We cannot afford to simply throw away, rather than recycle, these valuable resources
Given the huge cost and environmental impact of mining and extracting the metals and other materials in lithium-ion batteries, it is something of a travesty that such a small proportion of them are currently recycled. As we begin to rely on them ever more heavily in our journey towards decarbonisation, that situation must change, and fast.
Manufacturing costs have decreased to the point that resource-rich rechargeable cells are cheap enough to be incorporated into disposable items like vapes with very little chance of being recycled. Around 90 tonnes of lithium was discarded in vapes in 2022 – enough for 11,000 electric vehicles. And because the economics and infrastructure of recycling have lagged behind manufacturing, even in sectors where collection and processing of spent batteries is more feasible, recycling rates remain stubbornly low.
Right now, recycling is something of an uphill struggle economically – viability is buffeted by fluctuating metal prices and dependent on economics of scale and local supply and demand, as well as process and chemistry. The road to a more circular battery economy is neither smooth, nor straight.
The amount of material needing to be recycled is ramping up rapidly as electric vehicle production explodes – which creates the immediate issue of dealing with battery manufacturing waste, and a longer-term challenge as cells inevitably reach the end of their life.
But until recently, battery design has focused almost entirely on squeezing ever greater performance from cells, with relatively little consideration for how they might be dismantled and reprocessed. Recyclers have likewise focused mostly on reclaiming the easiest and highest value components like cobalt, nickel and other metals.

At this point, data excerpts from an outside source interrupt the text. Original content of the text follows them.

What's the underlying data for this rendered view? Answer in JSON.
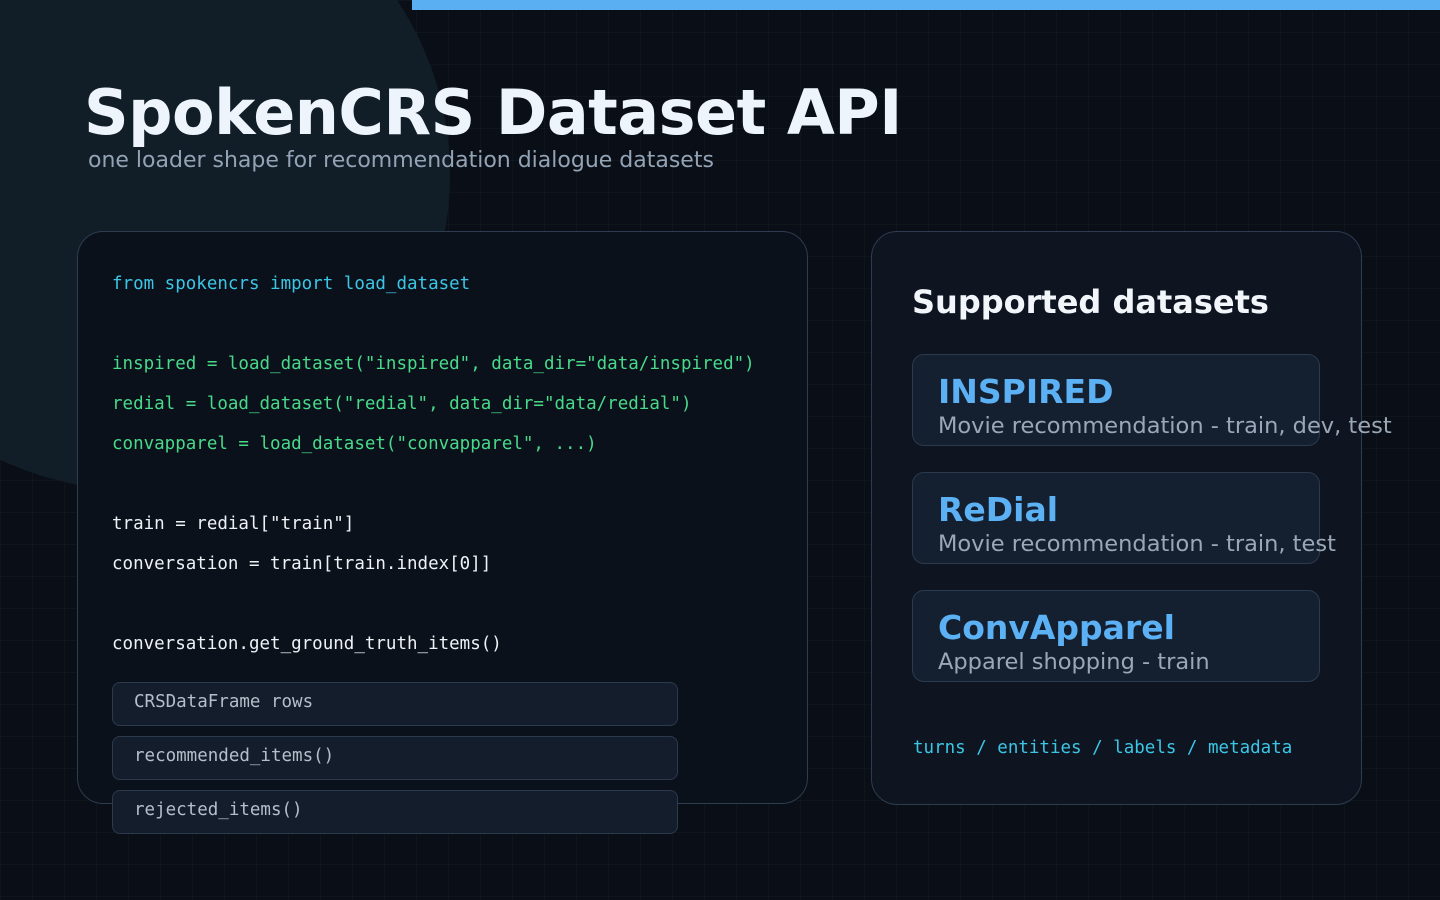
{
  "header": {
    "title": "SpokenCRS Dataset API",
    "subtitle": "one loader shape for recommendation dialogue datasets"
  },
  "code": {
    "import_line": "from spokencrs import load_dataset",
    "load_lines": [
      "inspired = load_dataset(\"inspired\", data_dir=\"data/inspired\")",
      "redial = load_dataset(\"redial\", data_dir=\"data/redial\")",
      "convapparel = load_dataset(\"convapparel\", ...)"
    ],
    "access_lines": [
      "train = redial[\"train\"]",
      "conversation = train[train.index[0]]"
    ],
    "call_line": "conversation.get_ground_truth_items()",
    "methods": [
      "CRSDataFrame rows",
      "recommended_items()",
      "rejected_items()"
    ]
  },
  "datasets_panel": {
    "heading": "Supported datasets",
    "items": [
      {
        "name": "INSPIRED",
        "description": "Movie recommendation - train, dev, test"
      },
      {
        "name": "ReDial",
        "description": "Movie recommendation - train, test"
      },
      {
        "name": "ConvApparel",
        "description": "Apparel shopping - train"
      }
    ],
    "fields_line": "turns / entities / labels / metadata"
  },
  "colors": {
    "accent_bar": "#5aaef2",
    "dataset_name": "#5cb1f4",
    "code_import": "#3cc6e6",
    "code_loader": "#48da8a"
  }
}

New processes could reclaim more materials – particularly lithium, but also graphite, electrolytes and packaging materials. Methods that reduce the number of processing steps between dismantling a battery and arriving at the materials required to make a new one should also help. But to be successful, those processes will also need to be cheap enough to provide viable returns for recyclers, as well as being compatible with diverse and evolving cell compositions as producers continue to drive for batteries that can provide superior performance.
To reach the goal of a circular economy, technological advances will need to go hand in hand with regulatory incentives. These are beginning to take shape in the US and EU, particularly around vehicle batteries and requirements for recycled content. But if we are serious about conserving the valuable and critical resources within the battery ecosystem, then we also need to make it harder to simply throw them away.